Bütün bu olaylara rağmen Bitcoin’in 18 bin dolar civarında tutunması ise sanki geleceğin bu blokzincir teknolojisinde olduğu fikrini güçlendirecek şekilde doğrusu. Düzgün yasalar çıkınca, yatırımcıya daha fazla güvence gelince ve bu teknoloji daha yaygın bir şekilde kullanılınca herhalde artış olacaktır. Ölme eşeğim ölme…
İki bambaşka konuya da değinmek istiyorum. Geçenlerde duymuşsunuzdur. “Enerji sorunlarına temiz bir çözüm, laser ile hidrojen füzyonunde yeni devir” diye haberler çıktı basında. Plazma fizikçisi dostum Umur Daybelge’ye sordum. Cevabı düşündürücü idi: “O konu benim de 50 senedir MIT ve Max Planck’da üzerinde çalışmış olduğum bir konu ve hedeftir. Ne kadar yaklaşıldı dersen, yeterli yatırım yapılamadı. Petrol kaynaklarını ele geçirmek hep çok daha ucuzdu. O haberi de okursan, daha çok şeyin hallinin gerektiği söylenmektedir.”
Yani çözüme yönelmek, imkanlar ve sabır ile çalışmak…
İkinci konu ise ham hum şaralop diye plastik dinazor maketlerine 30 milyon dolar falan SBF misali kapmak yerine kolayca gidilebilecek güzel bir ortamda bir Doğa Tarihi Müzesi yapmak. Bu konu hakkında daha birkaç yazı yazacağım. İzmir bu konuda şanslı, sadece Balçova veya eski fuar alanı Kültürpark’ta yaklaşık 15 bin metrekare kapalı alan ile 20 dönüm kadar yere gereksinim var.
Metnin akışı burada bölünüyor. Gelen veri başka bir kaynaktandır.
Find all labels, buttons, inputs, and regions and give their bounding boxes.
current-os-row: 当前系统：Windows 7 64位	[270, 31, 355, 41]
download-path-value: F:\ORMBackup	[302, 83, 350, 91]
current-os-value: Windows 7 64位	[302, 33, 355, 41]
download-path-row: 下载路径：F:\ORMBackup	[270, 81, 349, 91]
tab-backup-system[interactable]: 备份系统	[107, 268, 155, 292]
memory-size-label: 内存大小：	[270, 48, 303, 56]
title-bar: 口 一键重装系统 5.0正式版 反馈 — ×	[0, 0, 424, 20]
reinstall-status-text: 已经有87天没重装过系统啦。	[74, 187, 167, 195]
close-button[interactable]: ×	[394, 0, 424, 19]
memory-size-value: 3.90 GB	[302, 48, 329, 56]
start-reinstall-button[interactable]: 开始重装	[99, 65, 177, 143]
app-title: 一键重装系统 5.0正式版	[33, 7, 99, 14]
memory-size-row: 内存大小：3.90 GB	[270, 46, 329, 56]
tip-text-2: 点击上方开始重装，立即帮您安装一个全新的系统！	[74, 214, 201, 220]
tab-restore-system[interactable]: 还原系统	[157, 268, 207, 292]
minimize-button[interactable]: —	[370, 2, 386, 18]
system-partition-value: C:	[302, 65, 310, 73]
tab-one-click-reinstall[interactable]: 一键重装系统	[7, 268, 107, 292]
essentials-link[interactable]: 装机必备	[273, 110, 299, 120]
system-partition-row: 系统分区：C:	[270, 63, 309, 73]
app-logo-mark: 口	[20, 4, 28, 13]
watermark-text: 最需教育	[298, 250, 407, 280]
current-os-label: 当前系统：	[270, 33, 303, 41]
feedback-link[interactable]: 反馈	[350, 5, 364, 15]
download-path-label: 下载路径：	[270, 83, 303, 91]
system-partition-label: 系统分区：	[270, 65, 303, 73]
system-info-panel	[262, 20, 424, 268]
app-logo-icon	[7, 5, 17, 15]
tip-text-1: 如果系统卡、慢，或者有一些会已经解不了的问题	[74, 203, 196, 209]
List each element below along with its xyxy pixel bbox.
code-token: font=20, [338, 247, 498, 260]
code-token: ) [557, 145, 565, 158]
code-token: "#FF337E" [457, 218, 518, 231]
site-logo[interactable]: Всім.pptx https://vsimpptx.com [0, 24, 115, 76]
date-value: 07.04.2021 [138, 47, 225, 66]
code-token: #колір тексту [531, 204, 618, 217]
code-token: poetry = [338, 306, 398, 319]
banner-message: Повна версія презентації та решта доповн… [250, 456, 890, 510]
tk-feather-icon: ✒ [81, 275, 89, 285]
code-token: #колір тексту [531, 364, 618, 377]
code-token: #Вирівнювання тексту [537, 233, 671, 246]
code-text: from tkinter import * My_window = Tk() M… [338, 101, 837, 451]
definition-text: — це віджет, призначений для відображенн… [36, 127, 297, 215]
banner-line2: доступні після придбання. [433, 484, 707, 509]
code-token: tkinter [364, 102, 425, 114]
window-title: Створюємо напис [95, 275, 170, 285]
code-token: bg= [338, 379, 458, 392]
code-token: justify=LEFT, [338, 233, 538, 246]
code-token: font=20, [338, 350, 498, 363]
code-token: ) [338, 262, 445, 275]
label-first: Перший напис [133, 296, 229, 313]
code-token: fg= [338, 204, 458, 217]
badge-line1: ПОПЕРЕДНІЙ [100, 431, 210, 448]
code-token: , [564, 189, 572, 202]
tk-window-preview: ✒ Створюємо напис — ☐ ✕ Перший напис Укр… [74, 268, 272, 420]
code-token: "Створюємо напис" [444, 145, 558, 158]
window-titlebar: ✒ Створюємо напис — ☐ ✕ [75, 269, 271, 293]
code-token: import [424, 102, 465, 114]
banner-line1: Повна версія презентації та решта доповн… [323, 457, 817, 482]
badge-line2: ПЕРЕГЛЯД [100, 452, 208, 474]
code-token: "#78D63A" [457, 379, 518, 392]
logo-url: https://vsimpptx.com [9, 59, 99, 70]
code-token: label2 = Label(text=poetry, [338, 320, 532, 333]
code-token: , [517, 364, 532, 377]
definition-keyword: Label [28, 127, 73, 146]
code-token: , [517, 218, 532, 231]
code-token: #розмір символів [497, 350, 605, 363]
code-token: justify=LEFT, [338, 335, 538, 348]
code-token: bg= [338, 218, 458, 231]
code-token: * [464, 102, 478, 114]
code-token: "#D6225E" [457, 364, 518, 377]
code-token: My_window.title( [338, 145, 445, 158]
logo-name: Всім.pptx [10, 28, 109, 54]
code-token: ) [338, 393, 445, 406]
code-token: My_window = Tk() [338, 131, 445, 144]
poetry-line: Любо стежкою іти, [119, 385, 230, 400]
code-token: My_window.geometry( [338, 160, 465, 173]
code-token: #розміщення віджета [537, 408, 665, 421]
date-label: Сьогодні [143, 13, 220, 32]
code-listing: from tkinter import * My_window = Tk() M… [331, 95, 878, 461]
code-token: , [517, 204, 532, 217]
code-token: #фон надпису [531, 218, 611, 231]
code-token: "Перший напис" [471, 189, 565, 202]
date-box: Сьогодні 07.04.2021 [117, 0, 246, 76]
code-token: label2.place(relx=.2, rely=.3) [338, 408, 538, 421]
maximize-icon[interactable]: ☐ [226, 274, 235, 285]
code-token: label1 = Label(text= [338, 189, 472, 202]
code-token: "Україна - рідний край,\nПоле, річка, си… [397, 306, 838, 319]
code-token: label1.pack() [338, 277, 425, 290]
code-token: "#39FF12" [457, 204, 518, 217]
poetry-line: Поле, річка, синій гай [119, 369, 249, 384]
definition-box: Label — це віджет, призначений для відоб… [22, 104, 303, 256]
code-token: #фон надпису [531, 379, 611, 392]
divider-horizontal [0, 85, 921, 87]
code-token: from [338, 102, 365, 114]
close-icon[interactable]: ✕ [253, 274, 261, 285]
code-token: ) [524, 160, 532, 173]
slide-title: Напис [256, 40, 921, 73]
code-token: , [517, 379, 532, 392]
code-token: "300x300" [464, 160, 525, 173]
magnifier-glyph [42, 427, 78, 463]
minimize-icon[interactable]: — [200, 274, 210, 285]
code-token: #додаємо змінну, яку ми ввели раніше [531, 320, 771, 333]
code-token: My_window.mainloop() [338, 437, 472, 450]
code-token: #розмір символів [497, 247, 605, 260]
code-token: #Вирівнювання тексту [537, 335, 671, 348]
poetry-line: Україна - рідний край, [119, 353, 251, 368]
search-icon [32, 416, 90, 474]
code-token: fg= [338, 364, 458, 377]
Biomedikal Mühendislik, geleceğin plazma fiziği. Heves eden gençleri yetiştirmek gerek ve bu ancak ferah ve davet edici bir müzede yapılabilir.
Dostum Tunç Soyer bu işi yapabilecek bir konumda. Bu tür bir projeye İzmir’de imza atması çok uygun olur veya Ege’de herhangi bir yerde yapılabilecek bir projeye maddi manevi destek vermesi. Proje bir kere şekil almaya başlayınca finansman konusunda böyle mühim bir olaya bağış yapacak insanlar ayrıca çıkacaklardır.
Messi ismini duymuşsunuzdur. 4 yaşında iken futbola başlamış, annesi karşı çıkacak olmuş, büyükannesi desteklemiş ve onu antrenmana kendi götürmüş. O yaşta saatlerce tek başına top ile oynarmış maçlar arasında. Bilim insanının da gelişmesi aynen böyle oluyor. İmkan ve destek sonucunda. Sonra sebat.